How bumblebee friendly is your garden?

Mon 20 Apr 2020

A picnic in the park. Sitting on the grass, eating sandwiches and listening to the sound of bees buzzing in the borders. Simple things that we’re really missing at the moment.

While many of us are stuck at home, newly awakened bumblebee queens are hard at work, collecting pollen and nectar to feed their young. They have woken up from a long winter sleeping underground while they waited for this warm spring weather and the flowers it brings. As they weave their way from flower to flower, they carry the pollen that allows those plants to fruit and set seed – creating the tapestry of flowers that covers our gardens and countryside, providing food and shelter for us and for wildlife - as well as a feast for the eyes.

Now as never before we are aware how every minute outside is precious – and while we can’t take as long as we’d like to watch the bumblebees while we’re out for our daily exercise, we can keep our eyes and ears open for them: you’ll hear them before you see them – their loud buzz is why we call them ‘the sound of summer’. If you take your exercise in the park, keep an eye out for our fuzzy friends – who knows, if you’re lucky you may even see a really big bumblebee queen!

But if you can’t get to the park, you can still keep an eye on bumblebees without leaving your home – of the twenty-four different species of bumblebees native to this country, seven are commonly found in gardens. You can find out more about their fascinating lives and how to tell them apart at the Bumblebee Conservation Trust website – www.bumblebeeconservation.org – you’ll also find lot of bumblebee activities there to keep you busy.

And for those of you who are using this time to get a spot of gardening done, the ‘Bee kind’ tool will give you a score for how bumblebee-friendly your garden is – from a window box to a large garden - and suggest how you can improve it (https://beekind.bumblebeeconservation.org). Bumblebees use up lots of energy flying and need to top up with nectar every 40 minutes – but one small bumblebee-friendly flower in a pot is enough – so we can all help keep our bumblebees moving.

Remember, these strange days won’t last forever.
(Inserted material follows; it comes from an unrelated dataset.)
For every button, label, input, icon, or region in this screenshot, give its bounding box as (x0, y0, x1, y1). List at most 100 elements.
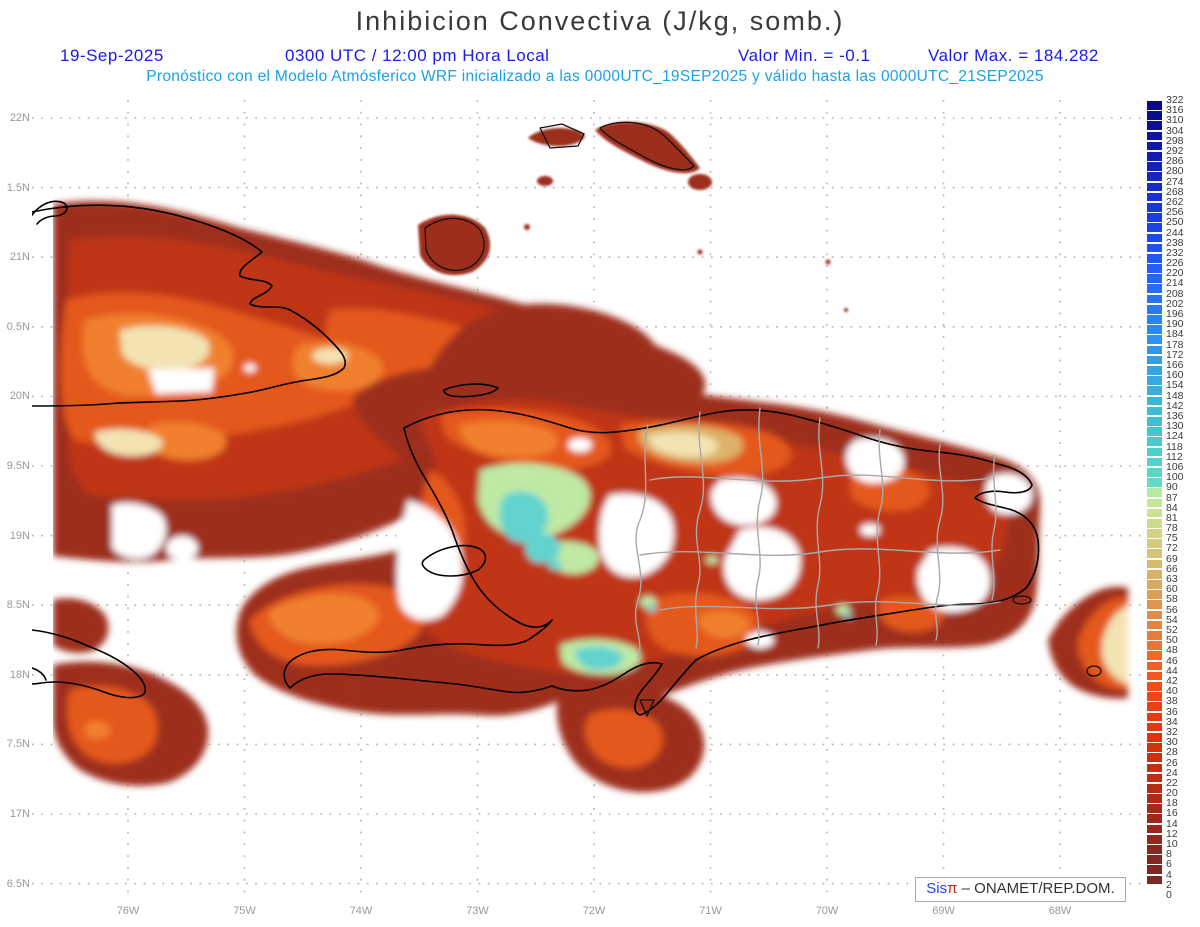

And when the time comes, we’ll be able to walk out together and see the work that bumblebees have been doing while we were locked down in our houses – in the summer flowers or the autumn fruit in the hedgerows…

And we’re hoping we’ll have a chance to get together in the park and celebrate our bumblebees before the queens go into hibernation again in the autumn – let’s hope we’ll see you there!